Prosecutor Edgar Sanchez, who is leading the investigation, said a security guard told authorities that at the outset of the fire he received orders over a radio to lock the doors to prevent theft.

Sanchez said the guard "didn't know" who gave the order. "He couldn't identify the voice that spoke to him over the radio," the prosecutor said.

Officials said they were trying to piece together survivor claims that locked doors might have impeded or slowed shoppers trying to escape.

As funerals and burials were held across the capital, the mood remained edgy. Authorities evacuated a second Asuncion (search) supermarket Tuesday after reports of a gas leak.

At the site of the fire, firefighters and others continued searching for victims in the rose-colored building, which was cordoned off by yellow police tape and guarded by rifle-toting soldiers.

Nearby, some families were trying to locate the bodies of relatives missing and believed dead.

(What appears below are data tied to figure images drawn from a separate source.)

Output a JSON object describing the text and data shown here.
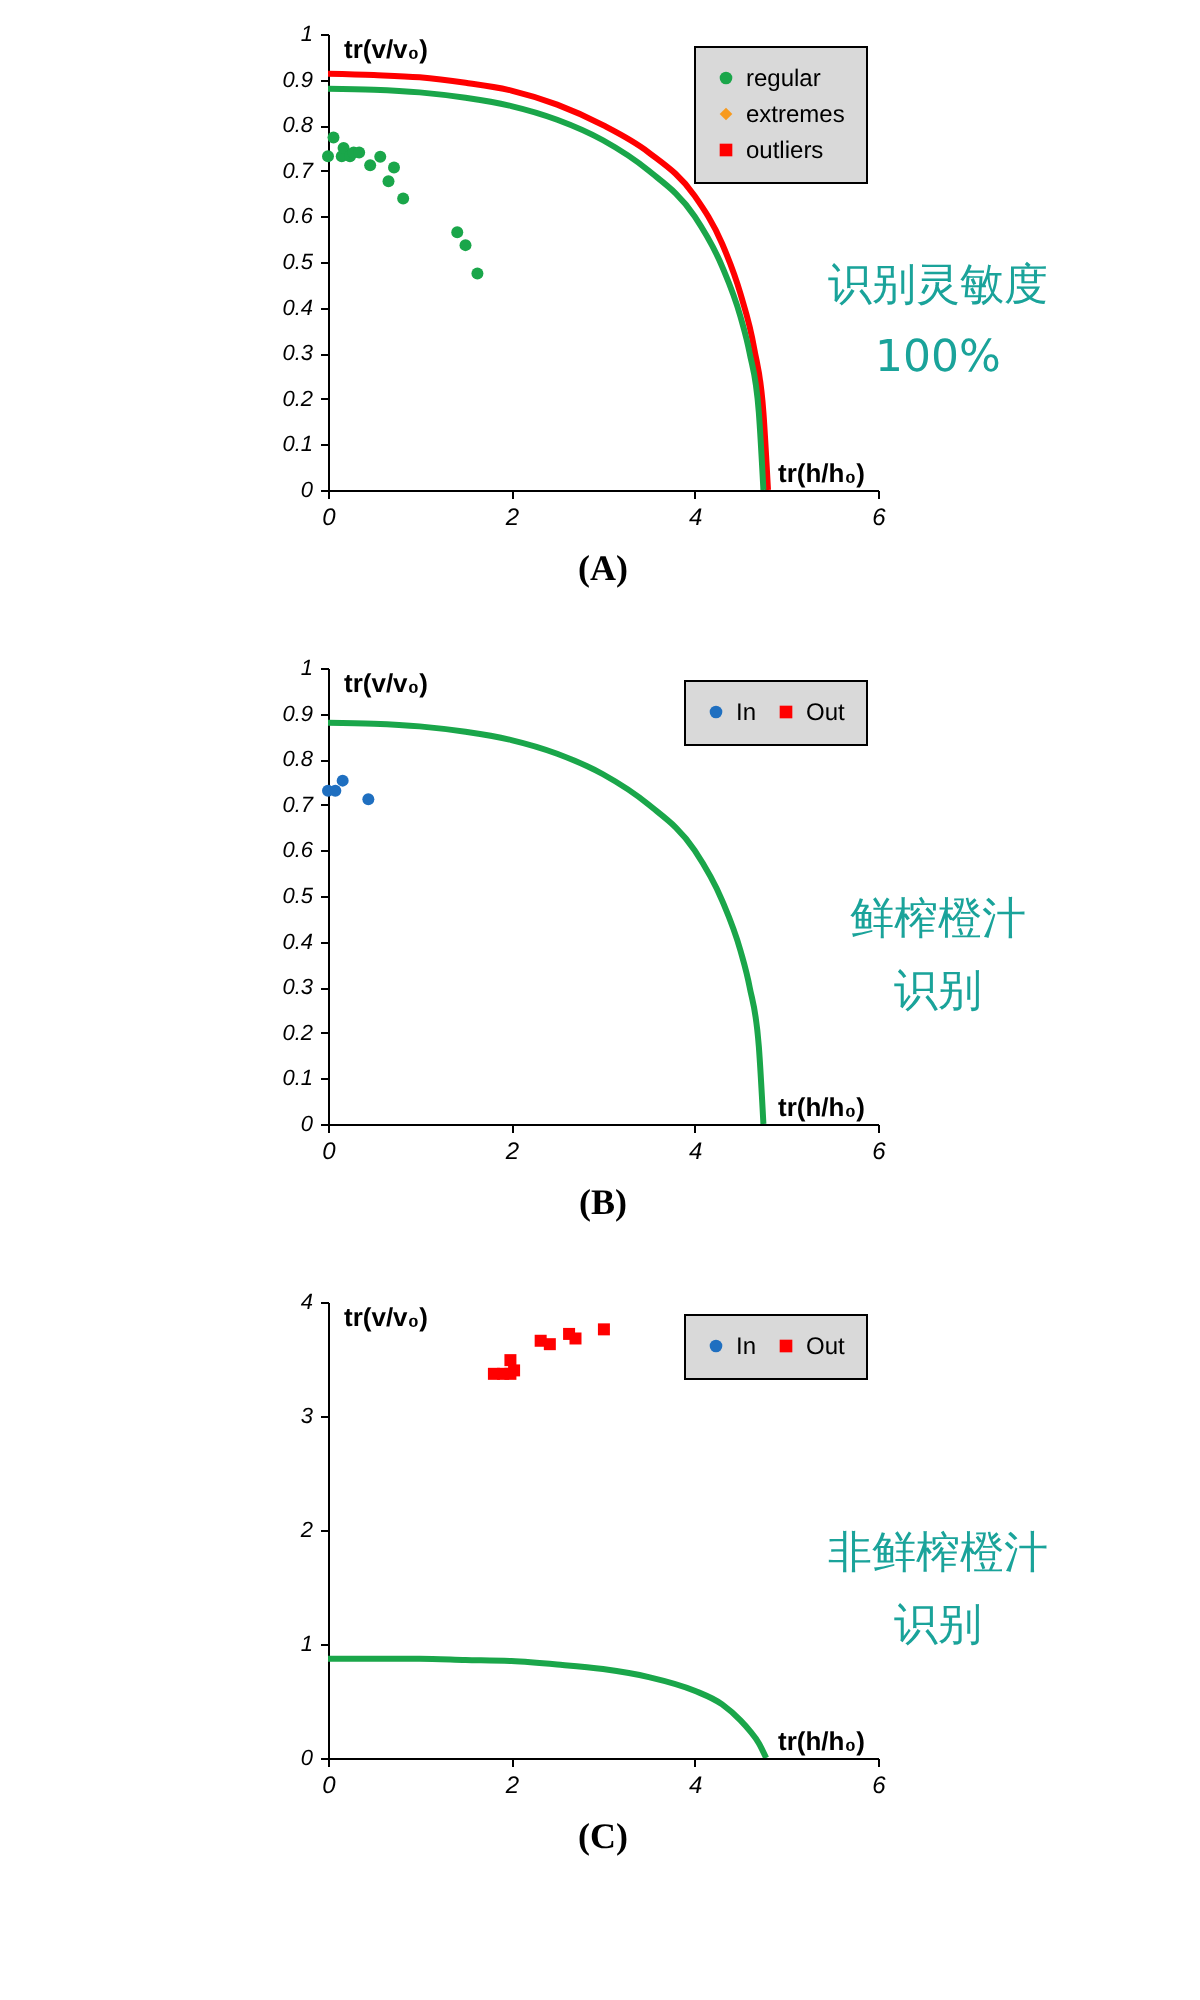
{
  "chart_data": [
    {
      "type": "scatter",
      "title": "(A)",
      "xlabel": "tr(h/h₀)",
      "ylabel": "tr(v/v₀)",
      "annotations": [
        "识别灵敏度",
        "100%"
      ],
      "xlim": [
        0,
        6
      ],
      "xticks": [
        0,
        2,
        4,
        6
      ],
      "ylim": [
        0,
        1
      ],
      "yticks": [
        0,
        0.1,
        0.2,
        0.3,
        0.4,
        0.5,
        0.6,
        0.7,
        0.8,
        0.9,
        1
      ],
      "grid": false,
      "legend": "top right",
      "series": [
        {
          "name": "regular",
          "color": "#1aa64a",
          "marker": "circle",
          "x": [
            0,
            0.06,
            0.15,
            0.17,
            0.24,
            0.28,
            0.34,
            0.46,
            0.57,
            0.66,
            0.72,
            0.82,
            1.41,
            1.5,
            1.63
          ],
          "values": [
            0.732,
            0.773,
            0.732,
            0.75,
            0.732,
            0.74,
            0.74,
            0.712,
            0.731,
            0.677,
            0.707,
            0.639,
            0.565,
            0.537,
            0.475
          ]
        },
        {
          "name": "extremes",
          "color": "#f79a1e",
          "marker": "diamond"
        },
        {
          "name": "outliers",
          "color": "#ff0000",
          "marker": "square"
        },
        {
          "type": "line",
          "color": "#ff0000",
          "x": [
            0,
            0.5,
            1,
            1.5,
            2,
            2.5,
            3,
            3.5,
            4,
            4.3,
            4.5,
            4.65,
            4.75,
            4.8
          ],
          "values": [
            0.913,
            0.91,
            0.905,
            0.893,
            0.876,
            0.845,
            0.8,
            0.74,
            0.645,
            0.54,
            0.43,
            0.31,
            0.17,
            0
          ]
        },
        {
          "type": "line",
          "color": "#1aa64a",
          "x": [
            0,
            0.5,
            1,
            1.5,
            2,
            2.5,
            3,
            3.5,
            4,
            4.3,
            4.5,
            4.6,
            4.7,
            4.75
          ],
          "values": [
            0.88,
            0.878,
            0.872,
            0.86,
            0.842,
            0.812,
            0.767,
            0.7,
            0.6,
            0.49,
            0.38,
            0.3,
            0.17,
            0
          ]
        }
      ]
    },
    {
      "type": "scatter",
      "title": "(B)",
      "xlabel": "tr(h/h₀)",
      "ylabel": "tr(v/v₀)",
      "annotations": [
        "鲜榨橙汁",
        "识别"
      ],
      "xlim": [
        0,
        6
      ],
      "xticks": [
        0,
        2,
        4,
        6
      ],
      "ylim": [
        0,
        1
      ],
      "yticks": [
        0,
        0.1,
        0.2,
        0.3,
        0.4,
        0.5,
        0.6,
        0.7,
        0.8,
        0.9,
        1
      ],
      "grid": false,
      "legend": "top right",
      "series": [
        {
          "name": "In",
          "color": "#1f6fc0",
          "marker": "circle",
          "x": [
            0,
            0.08,
            0.16,
            0.44
          ],
          "values": [
            0.731,
            0.731,
            0.753,
            0.712
          ]
        },
        {
          "name": "Out",
          "color": "#ff0000",
          "marker": "square"
        },
        {
          "type": "line",
          "color": "#1aa64a",
          "x": [
            0,
            0.5,
            1,
            1.5,
            2,
            2.5,
            3,
            3.5,
            4,
            4.3,
            4.5,
            4.6,
            4.7,
            4.75
          ],
          "values": [
            0.88,
            0.878,
            0.872,
            0.86,
            0.842,
            0.812,
            0.767,
            0.7,
            0.6,
            0.49,
            0.38,
            0.3,
            0.17,
            0
          ]
        }
      ]
    },
    {
      "type": "scatter",
      "title": "(C)",
      "xlabel": "tr(h/h₀)",
      "ylabel": "tr(v/v₀)",
      "annotations": [
        "非鲜榨橙汁",
        "识别"
      ],
      "xlim": [
        0,
        6
      ],
      "xticks": [
        0,
        2,
        4,
        6
      ],
      "ylim": [
        0,
        4
      ],
      "yticks": [
        0,
        1,
        2,
        3,
        4
      ],
      "grid": false,
      "legend": "top right",
      "series": [
        {
          "name": "In",
          "color": "#1f6fc0",
          "marker": "circle"
        },
        {
          "name": "Out",
          "color": "#ff0000",
          "marker": "square",
          "x": [
            1.81,
            1.91,
            1.99,
            1.99,
            2.03,
            2.32,
            2.42,
            2.63,
            2.7,
            3.01
          ],
          "values": [
            3.37,
            3.37,
            3.49,
            3.37,
            3.4,
            3.66,
            3.63,
            3.72,
            3.68,
            3.76
          ]
        },
        {
          "type": "line",
          "color": "#1aa64a",
          "x": [
            0,
            0.5,
            1,
            1.5,
            2,
            2.5,
            3,
            3.5,
            4,
            4.3,
            4.5,
            4.6,
            4.7,
            4.78
          ],
          "values": [
            0.87,
            0.87,
            0.87,
            0.86,
            0.85,
            0.82,
            0.78,
            0.71,
            0.59,
            0.47,
            0.33,
            0.24,
            0.13,
            0
          ]
        }
      ]
    }
  ]
}
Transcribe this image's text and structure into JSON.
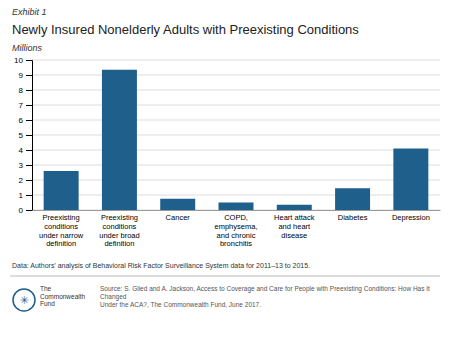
{
  "chart_data": {
    "type": "bar",
    "title": "Newly Insured Nonelderly Adults with Preexisting Conditions",
    "ylabel": "Millions",
    "categories": [
      "Preexisting\nconditions\nunder narrow\ndefinition",
      "Preexisting\nconditions\nunder broad\ndefinition",
      "Cancer",
      "COPD,\nemphysema,\nand chronic\nbronchitis",
      "Heart attack\nand heart\ndisease",
      "Diabetes",
      "Depression"
    ],
    "values": [
      2.6,
      9.35,
      0.75,
      0.5,
      0.35,
      1.45,
      4.1
    ],
    "color": "#1F5F8B",
    "ylim": [
      0,
      10
    ],
    "yticks": [
      0,
      1,
      2,
      3,
      4,
      5,
      6,
      7,
      8,
      9,
      10
    ],
    "grid": true,
    "annotations": [
      "Exhibit 1",
      "Data: Authors' analysis of Behavioral Risk Factor Surveillance System data for 2011–13 to 2015.",
      "The\nCommonwealth\nFund",
      "Source: S. Glied and A. Jackson, Access to Coverage and Care for People with Preexisting Conditions: How Has It Changed\nUnder the ACA?, The Commonwealth Fund, June 2017.",
      "✳"
    ]
  }
}
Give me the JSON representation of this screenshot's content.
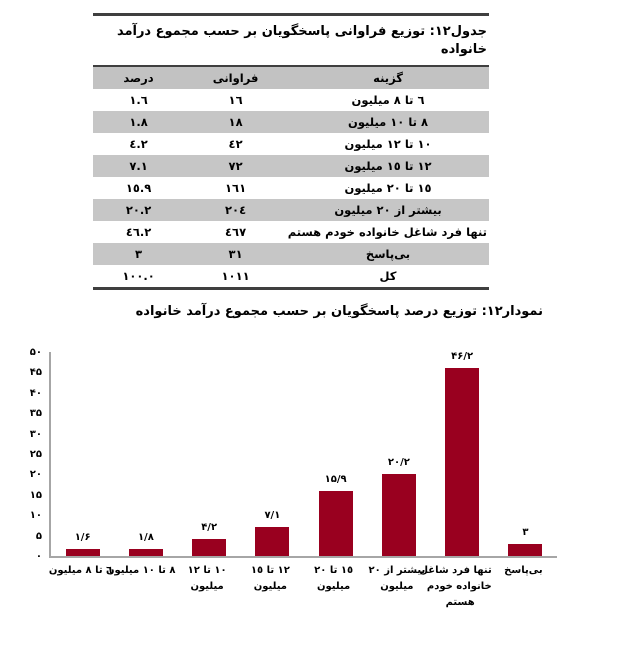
{
  "table": {
    "title": "جدول١٢: توزیع فراوانی پاسخگویان بر حسب مجموع درآمد خانواده",
    "columns": [
      "گزینه",
      "فراوانی",
      "درصد"
    ],
    "rows": [
      {
        "option": "٦ تا ٨ میلیون",
        "frequency": "١٦",
        "percent": "١.٦"
      },
      {
        "option": "٨ تا ١٠ میلیون",
        "frequency": "١٨",
        "percent": "١.٨"
      },
      {
        "option": "١٠ تا ١٢ میلیون",
        "frequency": "٤٢",
        "percent": "٤.٢"
      },
      {
        "option": "١٢ تا ١٥ میلیون",
        "frequency": "٧٢",
        "percent": "٧.١"
      },
      {
        "option": "١٥ تا ٢٠ میلیون",
        "frequency": "١٦١",
        "percent": "١٥.٩"
      },
      {
        "option": "بیشتر از ٢٠ میلیون",
        "frequency": "٢٠٤",
        "percent": "٢٠.٢"
      },
      {
        "option": "تنها فرد شاغل خانواده خودم هستم",
        "frequency": "٤٦٧",
        "percent": "٤٦.٢"
      },
      {
        "option": "بی‌پاسخ",
        "frequency": "٣١",
        "percent": "٣"
      },
      {
        "option": "کل",
        "frequency": "١٠١١",
        "percent": "١٠٠.٠"
      }
    ]
  },
  "chart": {
    "title": "نمودار١٢: توزیع درصد پاسخگویان بر حسب مجموع درآمد خانواده"
  },
  "chart_data": {
    "type": "bar",
    "title": "نمودار١٢: توزیع درصد پاسخگویان بر حسب مجموع درآمد خانواده",
    "categories": [
      "٦ تا ٨ میلیون",
      "٨ تا ١٠ میلیون",
      "١٠ تا ١٢ میلیون",
      "١٢ تا ١٥ میلیون",
      "١٥ تا ٢٠ میلیون",
      "بیشتر از ٢٠ میلیون",
      "تنها فرد شاغل خانواده خودم هستم",
      "بی‌پاسخ"
    ],
    "category_label_lines": [
      [
        "٦ تا ٨ میلیون"
      ],
      [
        "٨ تا ١٠ میلیون"
      ],
      [
        "١٠ تا ١٢",
        "میلیون"
      ],
      [
        "١٢ تا ١٥",
        "میلیون"
      ],
      [
        "١٥ تا ٢٠",
        "میلیون"
      ],
      [
        "بیشتر از ٢٠",
        "میلیون"
      ],
      [
        "تنها فرد شاغل",
        "خانواده خودم",
        "هستم"
      ],
      [
        "بی‌پاسخ"
      ]
    ],
    "values": [
      1.6,
      1.8,
      4.2,
      7.1,
      15.9,
      20.2,
      46.2,
      3
    ],
    "value_labels": [
      "۱/۶",
      "۱/۸",
      "۴/۲",
      "۷/۱",
      "۱۵/۹",
      "۲۰/۲",
      "۴۶/۲",
      "۳"
    ],
    "xlabel": "",
    "ylabel": "",
    "ylim": [
      0,
      50
    ],
    "ytick_step": 5,
    "ytick_values": [
      0,
      5,
      10,
      15,
      20,
      25,
      30,
      35,
      40,
      45,
      50
    ],
    "ytick_labels": [
      "۰",
      "۵",
      "۱۰",
      "۱۵",
      "۲۰",
      "۲۵",
      "۳۰",
      "۳۵",
      "۴۰",
      "۴۵",
      "۵۰"
    ],
    "grid": false,
    "legend": "none",
    "bar_color": "#99001f",
    "axis_color": "#a6a6a6"
  }
}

Dozens of family members gathered to look over badly burned bodies. Others held up photographs, hoping rescue workers might recognize them.

"I'm looking for my mother! Where is she?" shouted a sobbing Carlos Montiel. Unable to identify her among the bodies, he frantically yelled a description of her: "She's tall, brown, and has black hair.

"I've looked everywhere and nobody knows anything about her," he said.

One woman, Blanca Valinotti, said she believed her 25-year-old daughter Nidia had died in the blaze but had not seen her name on a list of victims circulated by authorities.

"I've given up all hope," she said. "I know she's dead but at least I want to find the body. I need to know what happened to her."

Dozens of volunteer psychologists circulated among the crowd hoping to console relatives, and forensic experts urged some of them to take blood tests and bring dental records and X-rays to help identify victims.